There are still some kinks to be worked out, such as how many charging stations would be needed for a battery electric fleet, where they should be positioned around the ports – and how to power those charging stations in an eco-friendly way.

And cost may be a challenge as well. Cleveland and Cliatt declined to discuss the Joule’s price tag, but some news reports put electric locomotives in the low-seven-figure range. Cliatt said one issue PHL officials didn’t anticipate was that because they’ve been early adopters of cleaner technology, it’s gotten harder to find grants since much of the money is aimed at upgrading the oldest and dirtiest rail equipment.

Experts said the capabilities and shortcomings of battery electric locomotives can depend on what they’re being asked to do.

Ida Posner, vice president of strategic planning at Railroad Development Corporation, said a battery-powered locomotive makes sense at the San Pedro ports, where reducing harmful emissions is a major concern and the limited range is less of a problem.

“It might not make sense to put a battery locomotive out in the middle of a rural area because you’re not as concerned with that point source pollution,” but some other option – such as a hydrogen-fueled model – might be more suitable, she said.

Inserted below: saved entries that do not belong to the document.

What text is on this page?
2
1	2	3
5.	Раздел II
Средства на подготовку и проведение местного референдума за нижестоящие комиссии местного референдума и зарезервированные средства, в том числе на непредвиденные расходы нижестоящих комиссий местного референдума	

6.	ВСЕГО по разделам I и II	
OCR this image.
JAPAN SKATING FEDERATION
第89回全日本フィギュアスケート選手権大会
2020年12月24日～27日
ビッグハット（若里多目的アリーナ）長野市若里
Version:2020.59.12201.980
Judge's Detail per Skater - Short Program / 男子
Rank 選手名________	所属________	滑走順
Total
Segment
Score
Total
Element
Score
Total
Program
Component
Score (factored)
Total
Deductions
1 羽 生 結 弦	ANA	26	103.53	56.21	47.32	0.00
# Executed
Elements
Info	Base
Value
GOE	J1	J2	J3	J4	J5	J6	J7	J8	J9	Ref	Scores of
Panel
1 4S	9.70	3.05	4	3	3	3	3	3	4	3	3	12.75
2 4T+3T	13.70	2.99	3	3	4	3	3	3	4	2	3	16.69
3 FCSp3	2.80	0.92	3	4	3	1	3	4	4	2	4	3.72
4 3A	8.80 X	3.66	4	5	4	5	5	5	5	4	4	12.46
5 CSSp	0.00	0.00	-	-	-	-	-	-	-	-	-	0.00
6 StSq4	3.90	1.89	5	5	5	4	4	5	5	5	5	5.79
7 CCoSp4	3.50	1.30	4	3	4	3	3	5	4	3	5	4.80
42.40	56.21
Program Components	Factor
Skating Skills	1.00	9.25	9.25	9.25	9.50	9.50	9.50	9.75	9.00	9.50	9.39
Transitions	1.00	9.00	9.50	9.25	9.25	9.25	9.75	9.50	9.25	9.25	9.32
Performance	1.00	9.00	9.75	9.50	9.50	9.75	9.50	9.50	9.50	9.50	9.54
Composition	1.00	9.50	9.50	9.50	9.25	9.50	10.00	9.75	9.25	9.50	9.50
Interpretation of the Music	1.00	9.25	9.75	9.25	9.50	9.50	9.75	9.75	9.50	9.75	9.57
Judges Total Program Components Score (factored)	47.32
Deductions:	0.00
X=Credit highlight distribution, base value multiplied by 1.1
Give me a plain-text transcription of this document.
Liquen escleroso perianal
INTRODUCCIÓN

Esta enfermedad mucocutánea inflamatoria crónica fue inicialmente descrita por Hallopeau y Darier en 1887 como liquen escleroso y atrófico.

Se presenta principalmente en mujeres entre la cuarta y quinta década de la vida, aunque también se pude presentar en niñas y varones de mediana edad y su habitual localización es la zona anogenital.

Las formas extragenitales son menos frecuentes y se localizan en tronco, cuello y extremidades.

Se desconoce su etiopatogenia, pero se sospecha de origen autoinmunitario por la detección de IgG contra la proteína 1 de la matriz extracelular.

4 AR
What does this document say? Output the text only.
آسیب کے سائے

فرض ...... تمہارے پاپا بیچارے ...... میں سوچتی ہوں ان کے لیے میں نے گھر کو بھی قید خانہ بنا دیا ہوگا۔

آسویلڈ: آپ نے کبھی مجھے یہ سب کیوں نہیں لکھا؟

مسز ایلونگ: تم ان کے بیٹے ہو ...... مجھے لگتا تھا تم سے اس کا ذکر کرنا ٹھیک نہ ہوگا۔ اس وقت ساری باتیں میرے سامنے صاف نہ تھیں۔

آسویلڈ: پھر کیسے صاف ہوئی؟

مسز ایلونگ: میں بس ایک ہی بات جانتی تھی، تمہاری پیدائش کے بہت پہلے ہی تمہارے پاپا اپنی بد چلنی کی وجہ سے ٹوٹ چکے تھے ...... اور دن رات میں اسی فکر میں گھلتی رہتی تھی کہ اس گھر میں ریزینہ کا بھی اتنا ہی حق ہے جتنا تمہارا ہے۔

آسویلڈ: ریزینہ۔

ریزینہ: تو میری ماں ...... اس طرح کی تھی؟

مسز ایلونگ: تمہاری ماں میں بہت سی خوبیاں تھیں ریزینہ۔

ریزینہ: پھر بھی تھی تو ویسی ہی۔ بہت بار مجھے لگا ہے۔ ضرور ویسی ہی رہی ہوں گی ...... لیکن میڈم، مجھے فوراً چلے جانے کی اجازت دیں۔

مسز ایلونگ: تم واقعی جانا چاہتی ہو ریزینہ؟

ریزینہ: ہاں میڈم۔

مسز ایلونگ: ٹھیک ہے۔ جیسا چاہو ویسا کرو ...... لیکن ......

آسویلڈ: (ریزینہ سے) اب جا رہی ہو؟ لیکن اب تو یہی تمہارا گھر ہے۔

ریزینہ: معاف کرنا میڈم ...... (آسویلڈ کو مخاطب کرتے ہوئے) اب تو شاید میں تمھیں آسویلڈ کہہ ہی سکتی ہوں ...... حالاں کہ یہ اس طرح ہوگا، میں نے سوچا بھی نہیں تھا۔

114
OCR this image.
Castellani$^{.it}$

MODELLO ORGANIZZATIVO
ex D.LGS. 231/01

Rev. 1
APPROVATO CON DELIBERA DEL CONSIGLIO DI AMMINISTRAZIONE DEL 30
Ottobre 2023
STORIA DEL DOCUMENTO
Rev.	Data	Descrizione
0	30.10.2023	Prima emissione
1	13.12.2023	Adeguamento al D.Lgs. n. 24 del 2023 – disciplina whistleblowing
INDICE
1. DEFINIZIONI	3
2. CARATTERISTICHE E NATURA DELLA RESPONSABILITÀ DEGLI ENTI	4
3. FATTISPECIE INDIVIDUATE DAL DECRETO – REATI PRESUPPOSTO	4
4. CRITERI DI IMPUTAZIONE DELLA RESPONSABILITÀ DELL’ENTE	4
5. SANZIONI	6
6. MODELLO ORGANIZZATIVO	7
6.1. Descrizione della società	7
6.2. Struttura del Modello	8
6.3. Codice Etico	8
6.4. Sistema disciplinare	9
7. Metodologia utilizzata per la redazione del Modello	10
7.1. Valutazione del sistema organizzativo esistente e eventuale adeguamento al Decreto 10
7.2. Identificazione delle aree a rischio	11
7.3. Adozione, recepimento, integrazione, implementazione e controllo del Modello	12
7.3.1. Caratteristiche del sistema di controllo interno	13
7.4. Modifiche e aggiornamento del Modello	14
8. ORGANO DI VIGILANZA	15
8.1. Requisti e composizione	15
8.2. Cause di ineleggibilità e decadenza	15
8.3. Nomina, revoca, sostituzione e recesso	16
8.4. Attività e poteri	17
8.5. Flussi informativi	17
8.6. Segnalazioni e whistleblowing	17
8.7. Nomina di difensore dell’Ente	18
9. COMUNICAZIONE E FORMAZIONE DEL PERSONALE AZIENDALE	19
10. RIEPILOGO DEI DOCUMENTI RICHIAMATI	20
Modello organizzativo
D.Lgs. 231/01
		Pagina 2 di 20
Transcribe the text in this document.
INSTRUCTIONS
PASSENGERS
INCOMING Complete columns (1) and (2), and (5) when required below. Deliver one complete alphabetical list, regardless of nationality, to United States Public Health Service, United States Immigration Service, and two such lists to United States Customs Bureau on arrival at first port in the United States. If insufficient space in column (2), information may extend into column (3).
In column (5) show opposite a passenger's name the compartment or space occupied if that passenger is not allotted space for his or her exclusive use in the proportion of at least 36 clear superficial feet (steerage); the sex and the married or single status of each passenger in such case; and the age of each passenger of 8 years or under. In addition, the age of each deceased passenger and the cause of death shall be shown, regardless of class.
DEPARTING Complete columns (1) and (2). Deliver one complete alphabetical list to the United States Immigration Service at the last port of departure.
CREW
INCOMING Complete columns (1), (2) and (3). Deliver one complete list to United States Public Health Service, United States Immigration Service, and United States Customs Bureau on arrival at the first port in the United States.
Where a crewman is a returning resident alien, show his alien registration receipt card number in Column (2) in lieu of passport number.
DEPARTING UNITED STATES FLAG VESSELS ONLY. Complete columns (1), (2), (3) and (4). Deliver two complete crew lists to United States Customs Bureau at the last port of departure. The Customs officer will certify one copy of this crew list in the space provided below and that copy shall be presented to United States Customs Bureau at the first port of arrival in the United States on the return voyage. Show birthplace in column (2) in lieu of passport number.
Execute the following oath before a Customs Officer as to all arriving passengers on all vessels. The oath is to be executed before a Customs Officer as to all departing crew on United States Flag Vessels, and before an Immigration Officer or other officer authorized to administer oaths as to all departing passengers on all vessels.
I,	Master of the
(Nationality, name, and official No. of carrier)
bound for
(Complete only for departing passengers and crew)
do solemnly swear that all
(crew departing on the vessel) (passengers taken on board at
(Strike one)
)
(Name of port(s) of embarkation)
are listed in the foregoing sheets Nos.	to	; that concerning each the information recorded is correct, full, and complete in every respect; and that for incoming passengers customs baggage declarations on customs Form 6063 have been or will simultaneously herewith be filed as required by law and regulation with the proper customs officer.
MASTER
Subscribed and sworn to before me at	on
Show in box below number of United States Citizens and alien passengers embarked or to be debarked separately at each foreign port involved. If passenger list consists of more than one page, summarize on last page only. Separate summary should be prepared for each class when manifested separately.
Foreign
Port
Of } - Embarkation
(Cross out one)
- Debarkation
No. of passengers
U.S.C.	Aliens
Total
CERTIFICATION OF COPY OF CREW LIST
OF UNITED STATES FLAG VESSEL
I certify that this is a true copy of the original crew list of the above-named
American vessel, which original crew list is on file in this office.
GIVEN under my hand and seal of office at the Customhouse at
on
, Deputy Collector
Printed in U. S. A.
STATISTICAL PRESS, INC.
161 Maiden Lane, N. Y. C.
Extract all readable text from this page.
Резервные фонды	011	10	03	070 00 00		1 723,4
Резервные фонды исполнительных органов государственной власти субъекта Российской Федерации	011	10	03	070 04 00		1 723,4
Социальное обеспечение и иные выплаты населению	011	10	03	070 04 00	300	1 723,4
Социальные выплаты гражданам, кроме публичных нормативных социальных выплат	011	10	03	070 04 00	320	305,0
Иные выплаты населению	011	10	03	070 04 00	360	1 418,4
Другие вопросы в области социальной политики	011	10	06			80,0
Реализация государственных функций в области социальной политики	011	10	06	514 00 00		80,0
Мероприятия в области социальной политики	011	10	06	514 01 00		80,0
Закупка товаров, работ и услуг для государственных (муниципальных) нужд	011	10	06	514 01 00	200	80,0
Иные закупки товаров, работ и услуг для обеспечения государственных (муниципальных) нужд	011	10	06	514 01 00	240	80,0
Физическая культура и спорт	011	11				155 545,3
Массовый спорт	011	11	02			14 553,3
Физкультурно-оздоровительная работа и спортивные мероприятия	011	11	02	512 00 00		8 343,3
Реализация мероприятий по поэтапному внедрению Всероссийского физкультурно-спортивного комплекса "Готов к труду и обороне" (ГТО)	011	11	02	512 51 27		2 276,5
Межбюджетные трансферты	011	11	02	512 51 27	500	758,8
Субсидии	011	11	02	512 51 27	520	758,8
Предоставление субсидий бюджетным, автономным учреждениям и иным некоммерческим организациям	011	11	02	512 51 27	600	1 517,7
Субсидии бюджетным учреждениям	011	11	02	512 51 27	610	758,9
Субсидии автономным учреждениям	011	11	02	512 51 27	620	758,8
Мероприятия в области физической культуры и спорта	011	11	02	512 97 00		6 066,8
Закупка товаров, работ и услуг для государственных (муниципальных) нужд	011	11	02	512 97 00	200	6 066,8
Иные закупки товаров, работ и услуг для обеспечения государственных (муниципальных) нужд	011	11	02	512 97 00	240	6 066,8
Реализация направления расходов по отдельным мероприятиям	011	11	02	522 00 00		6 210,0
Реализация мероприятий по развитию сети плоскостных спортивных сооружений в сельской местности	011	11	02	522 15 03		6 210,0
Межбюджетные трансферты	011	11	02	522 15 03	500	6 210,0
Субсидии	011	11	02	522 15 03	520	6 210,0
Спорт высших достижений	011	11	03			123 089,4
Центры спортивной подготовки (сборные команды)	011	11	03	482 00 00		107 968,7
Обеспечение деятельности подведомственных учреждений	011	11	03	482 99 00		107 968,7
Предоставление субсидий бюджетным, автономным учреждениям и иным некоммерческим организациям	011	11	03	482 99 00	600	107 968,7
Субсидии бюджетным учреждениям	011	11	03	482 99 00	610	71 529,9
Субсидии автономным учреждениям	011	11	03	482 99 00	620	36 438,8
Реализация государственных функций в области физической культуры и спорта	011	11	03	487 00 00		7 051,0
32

“What the future of propulsion looks like depends on where you are, what you’re moving and what resources you have around you,” she said.

Cliatt and Cleveland agreed that while battery electric locomotives appear promising, they’re unlikely to be the end of the line. Posner predicts “a bunch of different solutions in different areas,” based on the cost of the technologies and how they will be used.

The revolution that shifted railways from steam-powered locomotives to much more efficient diesel ones started nearly a century ago, Cleveland noted. And as industries that depend on transportation consider which technologies to pursue, he said, today we’re at a similar inflection point but “it’s a much more complicated moment than that transition.”

For now, what matters to South Bay residents who want cleaner air is whether PHL’s new locomotive reduces diesel particulates and other harmful emissions. Based on the testing to date, so far, so good.

And what’s most important to Cliatt and PHL is whether it works: how well can it handle tight curves and hills, and does it have any limitations or drawbacks?

“That’s absolutely what we’re here to find out,” Cliatt said.

The Joule’s testing period in the ports of Los Angeles and Long Beach will wrap up in the next few months, but Cliatt said it could be extended up to 12 more months.